Tibet protest shows security is weak link

When pro-Tibet protesters unfurled a banner outside Beijing's main Olympic venue, the cause was little surprise. The fact that a security breach could take place just days before the Games open, however, was a shock. Despite uniformed and plainclothes...

When pro-Tibet protesters unfurled a banner outside Beijing's main Olympic venue, the cause was little surprise. The fact that a security breach could take place just days before the Games open, however, was a shock.

Despite uniformed and plainclothes security fanned out across the city, 300,000 surveillance cameras keeping tabs, tightened visa controls and China's top personnel involved in safety efforts, the group of four protesters managed to spend an hour outside the Bird's Nest stadium before being apprehended.

"It is a surprise, how close it was to the Bird's Nest stadium," said Alexander Neill, head of the Asia Security Programme at the Royal United Services Institute for Defence and Security Studies in London.

The main National Stadium, which can hold some 90,000 people, will be the site of the opening ceremony gala today to be attended by world leaders including Chinese President Hu Jintao and US President George W. Bush.

"You would have thought that just two days before the launch ceremony that whole area would be under surveillance and it is peculiar that these people weren't stopped before they even approached the pylon that they climbed," Mr Neill said.

Two of the four protesters scaled an electricity pylon near the venue, where they unfurled their banner before police took them away - 12 minutes later, according to China's state media.

The intent of the group, while displeasing to China's Communist authorities, was peaceful. But what if adherents to another cause used those 12 minutes to do something more sinister?

On Monday, religious extremists killed 16 police in China's restive far-west, in an attack the government said aimed to disrupt the Games.
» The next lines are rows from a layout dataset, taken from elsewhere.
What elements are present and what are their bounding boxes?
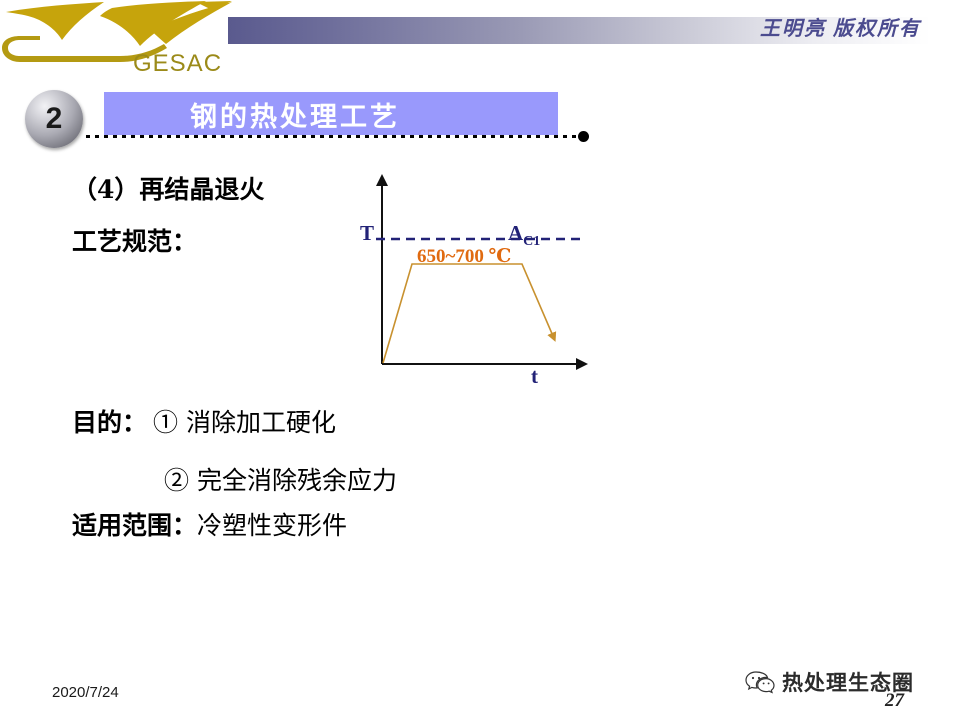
purpose-item-2: ② 完全消除残余应力 xyxy=(164,461,397,497)
ac1-letter: A xyxy=(508,221,523,245)
purpose-line-1: 目的：① 消除加工硬化 xyxy=(72,403,336,439)
title-rule-end-dot xyxy=(578,131,589,142)
chart-y-axis-label: T xyxy=(360,221,374,246)
copyright-watermark: 王明亮 版权所有 xyxy=(760,12,950,41)
slide-canvas: 王明亮 版权所有 GESAC 2 钢的热处理工艺 （4）再结晶退火 工艺规范： … xyxy=(0,0,960,720)
section-number-sphere: 2 xyxy=(25,90,83,148)
slide-date: 2020/7/24 xyxy=(52,684,119,701)
scope-line: 适用范围：冷塑性变形件 xyxy=(72,506,347,542)
scope-value: 冷塑性变形件 xyxy=(197,511,347,540)
wechat-icon xyxy=(745,670,775,694)
purpose-label: 目的： xyxy=(72,408,147,437)
process-spec-label: 工艺规范： xyxy=(72,222,197,258)
ac1-subscript: C1 xyxy=(523,234,540,249)
subsection-heading: （4）再结晶退火 xyxy=(72,170,264,206)
process-curve xyxy=(383,264,553,363)
section-number-label: 2 xyxy=(25,102,83,136)
page-number: 27 xyxy=(885,690,904,712)
page-title: 钢的热处理工艺 xyxy=(190,95,560,134)
title-dotted-rule xyxy=(86,135,583,138)
gesac-logo: GESAC xyxy=(0,0,240,84)
gesac-logo-text: GESAC xyxy=(133,50,222,78)
heat-treatment-curve-chart xyxy=(350,168,600,393)
scope-label: 适用范围： xyxy=(72,511,197,540)
purpose-item-1: ① 消除加工硬化 xyxy=(147,408,336,437)
chart-x-axis-label: t xyxy=(531,364,538,389)
temperature-annotation: 650~700 ℃ xyxy=(417,245,511,268)
ac1-label: AC1 xyxy=(508,221,540,250)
"The Olympic security work has entered a decisive battle stage and the situation in the struggle against hostile forces is extremely grim and complicated," China's official Xinhua news agency yesterday quoted an unnamed security official as saying.

Analysts say that while China may have political reasons for overstating the terrorist threat, its security does have holes.

"I think that the security in China is not as tight and as good as the government would like the world to believe," said Bob Broadfoot, managing director of Political and Economic Risk Consultancy Ltd.

He raised the example of the Falun Gong protest a decade ago, when China's leaders awoke to tens of thousands of adherents to the banned spiritual movement staging a vigil outside their heavily guarded compound.

"That's a pretty good example of the fact that there are things going on in China that the security apparatus is not aware of," said Mr Broadfoot.

On Wednesday, a small group of US Christians managed to stage a brief protest for religious freedom on Beijing's central Tiananmen Square before being briefly detained.